Poster Thu, Apr 23, 2026 • 11:15 AM – 1:45 PM PDT

OmniCVR: A Benchmark for Omni-Composed Video Retrieval with Vision, Audio, and Text

Junyang Ji · Shengjun Zhang · Da Li · Yuxiao Luo · Yan Wang · Di Xu · Biao Yang · Wei Yuan · Fan Yang · Zhihai He · Wenming Yang

Abstract

Composed video retrieval presents a complex challenge: retrieving a target video based on a source video and a textual modification instruction. This task demands fine-grained reasoning over multimodal transformations. However, existing benchmarks predominantly focus on vision–text alignment, largely overlooking the rich semantic signals embedded in audio—such as speech, music, and environmental sounds—which are often decisive for comprehensive video understanding. To bridge this gap, we introduce OmniCVR, a large-scale benchmark for omni-composed video retrieval that establishes vision, audio, and text as first-class modalities. OmniCVR is constructed via a scalable, automated pipeline integrating content-aware segmentation, omni-modal annotation, and a rigorous dual-validation protocol involving both large language models and human experts.

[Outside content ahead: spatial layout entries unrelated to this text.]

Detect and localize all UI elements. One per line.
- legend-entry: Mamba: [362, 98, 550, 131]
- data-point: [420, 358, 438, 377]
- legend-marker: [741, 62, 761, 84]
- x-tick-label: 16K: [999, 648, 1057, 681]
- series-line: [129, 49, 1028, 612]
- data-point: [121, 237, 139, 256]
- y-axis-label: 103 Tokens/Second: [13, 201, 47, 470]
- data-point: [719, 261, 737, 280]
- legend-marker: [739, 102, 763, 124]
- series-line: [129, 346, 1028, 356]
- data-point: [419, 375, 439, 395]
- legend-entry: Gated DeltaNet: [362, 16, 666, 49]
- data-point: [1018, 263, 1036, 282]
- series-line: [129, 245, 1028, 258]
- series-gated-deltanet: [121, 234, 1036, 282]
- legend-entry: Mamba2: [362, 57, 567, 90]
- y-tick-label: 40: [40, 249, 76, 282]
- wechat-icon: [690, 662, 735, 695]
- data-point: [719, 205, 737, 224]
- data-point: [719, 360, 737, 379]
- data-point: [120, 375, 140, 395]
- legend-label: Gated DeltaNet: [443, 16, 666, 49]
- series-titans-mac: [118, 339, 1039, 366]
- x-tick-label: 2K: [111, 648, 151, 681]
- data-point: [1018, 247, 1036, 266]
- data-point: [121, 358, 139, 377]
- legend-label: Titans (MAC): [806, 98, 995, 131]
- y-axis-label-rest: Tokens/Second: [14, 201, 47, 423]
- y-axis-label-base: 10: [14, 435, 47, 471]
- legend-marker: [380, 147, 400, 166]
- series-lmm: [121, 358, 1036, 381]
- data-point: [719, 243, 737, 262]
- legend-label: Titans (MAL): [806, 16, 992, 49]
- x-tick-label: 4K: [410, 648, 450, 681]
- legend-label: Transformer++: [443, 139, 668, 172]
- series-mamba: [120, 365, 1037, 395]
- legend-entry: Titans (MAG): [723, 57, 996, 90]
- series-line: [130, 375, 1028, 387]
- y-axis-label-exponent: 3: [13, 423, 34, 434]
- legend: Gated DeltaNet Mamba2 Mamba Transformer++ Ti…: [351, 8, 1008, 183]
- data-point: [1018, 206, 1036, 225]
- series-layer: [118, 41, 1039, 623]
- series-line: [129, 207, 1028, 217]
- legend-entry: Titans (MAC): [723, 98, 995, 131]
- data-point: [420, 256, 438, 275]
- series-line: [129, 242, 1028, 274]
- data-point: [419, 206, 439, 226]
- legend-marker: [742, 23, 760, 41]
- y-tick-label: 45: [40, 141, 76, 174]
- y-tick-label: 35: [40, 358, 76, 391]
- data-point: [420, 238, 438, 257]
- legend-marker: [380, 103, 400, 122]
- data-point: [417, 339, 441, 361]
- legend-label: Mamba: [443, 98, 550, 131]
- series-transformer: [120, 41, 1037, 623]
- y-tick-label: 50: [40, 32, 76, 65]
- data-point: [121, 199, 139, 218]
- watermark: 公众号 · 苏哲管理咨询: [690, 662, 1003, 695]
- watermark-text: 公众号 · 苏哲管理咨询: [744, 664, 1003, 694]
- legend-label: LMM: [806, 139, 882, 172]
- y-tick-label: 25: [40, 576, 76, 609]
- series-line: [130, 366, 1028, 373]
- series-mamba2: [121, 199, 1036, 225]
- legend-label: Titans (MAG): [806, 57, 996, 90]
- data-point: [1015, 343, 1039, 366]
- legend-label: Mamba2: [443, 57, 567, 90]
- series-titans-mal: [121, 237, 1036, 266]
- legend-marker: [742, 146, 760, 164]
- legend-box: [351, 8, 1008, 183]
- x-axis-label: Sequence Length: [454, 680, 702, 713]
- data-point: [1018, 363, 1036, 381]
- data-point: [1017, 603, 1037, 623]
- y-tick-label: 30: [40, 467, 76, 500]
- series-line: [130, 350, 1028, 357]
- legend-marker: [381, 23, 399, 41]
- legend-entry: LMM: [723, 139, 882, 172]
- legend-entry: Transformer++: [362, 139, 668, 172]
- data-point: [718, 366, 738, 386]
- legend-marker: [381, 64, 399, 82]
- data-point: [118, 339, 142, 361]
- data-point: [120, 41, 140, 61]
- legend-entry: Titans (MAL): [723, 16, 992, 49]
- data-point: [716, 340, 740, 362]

The benchmark comprises vision-centric, audio-centric, and integrated queries, with the latter forming the majority to accurately reflect real-world multimodal complexity. Furthermore, we propose AudioVLM2Vec, an audio-aware extension of VLM2Vec. By incorporating explicit audio semantics, AudioVLM2Vec achieves state-of-the-art performance, highlighting fundamental limitations in the audio reasoning capabilities of current multimodal retrieval systems.